In the 1980s, barefoot skiing had its peak popularity. While it began as a fun acrobatic trick, the enthusiasm quickly caught on. “In the beginning, it was just an act in a ski show,” Zenon elaborates, “but Mike Seipel made it so that anybody could learn.” Throughout this decade, adventurous lake lovers sought coaching for this popular sport. But similar to skateboarding, its fame has ebbed and flowed with participation popularity through the years. In response, Zenon focuses on bringing this sport to a broader audience and emphasizes the joys and benefits of barefoot skiing.

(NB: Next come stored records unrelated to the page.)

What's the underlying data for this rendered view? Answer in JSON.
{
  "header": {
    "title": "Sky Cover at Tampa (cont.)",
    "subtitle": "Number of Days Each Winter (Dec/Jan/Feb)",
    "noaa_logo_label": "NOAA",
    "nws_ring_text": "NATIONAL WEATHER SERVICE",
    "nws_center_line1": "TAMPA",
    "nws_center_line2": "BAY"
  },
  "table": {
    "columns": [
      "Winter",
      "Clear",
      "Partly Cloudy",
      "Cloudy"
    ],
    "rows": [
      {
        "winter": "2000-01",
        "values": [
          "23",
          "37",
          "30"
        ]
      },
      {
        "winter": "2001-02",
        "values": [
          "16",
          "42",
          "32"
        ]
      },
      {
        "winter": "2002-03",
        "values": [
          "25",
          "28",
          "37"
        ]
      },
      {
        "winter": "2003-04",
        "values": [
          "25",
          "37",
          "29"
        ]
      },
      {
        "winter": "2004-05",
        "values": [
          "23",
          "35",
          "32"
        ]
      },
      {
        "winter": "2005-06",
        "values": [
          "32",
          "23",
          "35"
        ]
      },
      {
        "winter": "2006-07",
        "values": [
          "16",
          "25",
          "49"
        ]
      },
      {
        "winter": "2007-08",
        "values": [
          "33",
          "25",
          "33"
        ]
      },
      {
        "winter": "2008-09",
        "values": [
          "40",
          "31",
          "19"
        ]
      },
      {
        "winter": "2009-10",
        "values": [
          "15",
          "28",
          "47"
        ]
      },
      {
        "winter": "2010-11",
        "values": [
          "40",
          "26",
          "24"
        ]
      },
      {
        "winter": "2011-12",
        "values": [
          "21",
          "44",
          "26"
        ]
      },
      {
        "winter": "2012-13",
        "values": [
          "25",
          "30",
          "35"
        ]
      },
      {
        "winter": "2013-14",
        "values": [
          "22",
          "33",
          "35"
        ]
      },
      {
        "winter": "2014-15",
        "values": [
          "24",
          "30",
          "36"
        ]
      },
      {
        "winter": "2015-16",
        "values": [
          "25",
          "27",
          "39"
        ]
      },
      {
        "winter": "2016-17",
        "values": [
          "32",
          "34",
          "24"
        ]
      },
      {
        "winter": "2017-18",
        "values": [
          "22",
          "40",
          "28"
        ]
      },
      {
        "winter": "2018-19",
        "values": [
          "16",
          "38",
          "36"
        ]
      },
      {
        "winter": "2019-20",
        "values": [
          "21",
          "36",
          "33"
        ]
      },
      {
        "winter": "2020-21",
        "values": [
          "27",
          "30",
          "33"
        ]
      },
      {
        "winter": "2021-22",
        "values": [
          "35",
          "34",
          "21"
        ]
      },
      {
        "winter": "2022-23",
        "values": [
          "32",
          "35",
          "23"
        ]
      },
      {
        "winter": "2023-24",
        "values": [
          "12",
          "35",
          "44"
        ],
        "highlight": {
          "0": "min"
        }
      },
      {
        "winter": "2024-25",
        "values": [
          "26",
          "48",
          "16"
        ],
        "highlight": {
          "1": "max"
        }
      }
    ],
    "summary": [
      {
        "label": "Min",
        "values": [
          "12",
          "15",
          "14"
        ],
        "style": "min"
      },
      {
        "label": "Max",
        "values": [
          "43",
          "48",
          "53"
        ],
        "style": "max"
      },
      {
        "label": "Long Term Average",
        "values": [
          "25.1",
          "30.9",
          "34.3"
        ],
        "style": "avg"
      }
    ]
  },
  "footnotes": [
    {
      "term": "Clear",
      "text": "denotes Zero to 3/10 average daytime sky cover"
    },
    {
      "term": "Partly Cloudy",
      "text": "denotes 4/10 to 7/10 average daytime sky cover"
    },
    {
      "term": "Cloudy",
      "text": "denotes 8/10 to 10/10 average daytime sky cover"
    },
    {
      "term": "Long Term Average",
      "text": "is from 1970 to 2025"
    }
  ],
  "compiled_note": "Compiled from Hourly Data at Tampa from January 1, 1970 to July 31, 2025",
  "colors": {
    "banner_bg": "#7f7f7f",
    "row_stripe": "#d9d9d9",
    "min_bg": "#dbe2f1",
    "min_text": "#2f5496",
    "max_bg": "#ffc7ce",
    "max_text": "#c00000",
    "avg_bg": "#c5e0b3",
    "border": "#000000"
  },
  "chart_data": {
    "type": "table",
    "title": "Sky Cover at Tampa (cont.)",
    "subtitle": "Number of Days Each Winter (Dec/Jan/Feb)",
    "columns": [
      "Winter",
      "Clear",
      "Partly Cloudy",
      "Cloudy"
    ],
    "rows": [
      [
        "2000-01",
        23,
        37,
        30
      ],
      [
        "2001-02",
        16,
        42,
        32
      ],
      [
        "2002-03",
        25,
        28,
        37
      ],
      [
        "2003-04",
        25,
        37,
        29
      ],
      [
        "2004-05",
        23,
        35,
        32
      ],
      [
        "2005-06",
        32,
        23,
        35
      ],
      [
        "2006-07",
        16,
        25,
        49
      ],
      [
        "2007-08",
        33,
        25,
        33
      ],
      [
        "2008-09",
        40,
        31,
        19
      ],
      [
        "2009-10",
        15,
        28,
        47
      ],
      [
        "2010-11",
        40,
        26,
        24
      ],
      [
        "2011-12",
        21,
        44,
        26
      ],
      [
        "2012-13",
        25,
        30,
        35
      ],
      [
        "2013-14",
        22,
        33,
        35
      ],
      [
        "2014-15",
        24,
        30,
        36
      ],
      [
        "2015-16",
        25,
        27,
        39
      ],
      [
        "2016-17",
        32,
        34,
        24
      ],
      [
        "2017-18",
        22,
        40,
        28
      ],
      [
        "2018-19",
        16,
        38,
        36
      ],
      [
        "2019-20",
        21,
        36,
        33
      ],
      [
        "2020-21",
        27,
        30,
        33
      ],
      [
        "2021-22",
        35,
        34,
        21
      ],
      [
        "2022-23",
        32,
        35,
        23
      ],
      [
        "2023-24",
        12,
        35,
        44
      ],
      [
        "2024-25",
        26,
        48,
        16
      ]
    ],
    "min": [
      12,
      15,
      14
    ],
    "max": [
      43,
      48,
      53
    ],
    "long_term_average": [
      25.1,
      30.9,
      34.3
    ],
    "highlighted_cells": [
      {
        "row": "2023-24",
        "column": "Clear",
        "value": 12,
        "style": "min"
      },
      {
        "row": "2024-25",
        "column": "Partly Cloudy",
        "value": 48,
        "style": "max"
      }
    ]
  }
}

What’s Great About Barefoot Skiing

Photo courtesy of The Town-Crier

The barefoot skiing professionals make it look easy. But in reality, it’s a very exact and technical sport, which requires a high level of focus. “It’s not a daredevil sport,” Zenon says. “I see it as a Bruce Lee type of mind/body sport. Once you master focus, discipline, teaching, and knowledge, then you can do whatever you want out there.” Because of this, one of the main benefits of barefoot skiing is the sense of focus that it provides you. “It’s the basis for how I am in my philosophy and my thinking,” Zenon says. Above and beyond the sport, the concentration that barefoot skiing requires can transfer to other areas of your life. Plus — it’s a great workout and an excellent way to spend time in the sun.

How Can I Learn?

Photo courtesy of St. Louis Boat & Sportshow

In Zenon’s view, people should be utilizing their boats to their potential by doing sports! If you decide to give barefoot skiing a shot, it’s best to get a coach. “Trial and error is not a good way of learning,” he advises. “Being coached from the beginning is the best way to do it. Having a patient person next to you in the water can make the biggest difference in your skill development and confidence.” In fact, Zenon attributes his own development as a skier to his brother’s friend, who coached him through his first foray into barefoot skiing. The second part of the equation is driving. “The better the driver, the better the success will be for the person behind the boat,” he says. “It’s a collaboration.”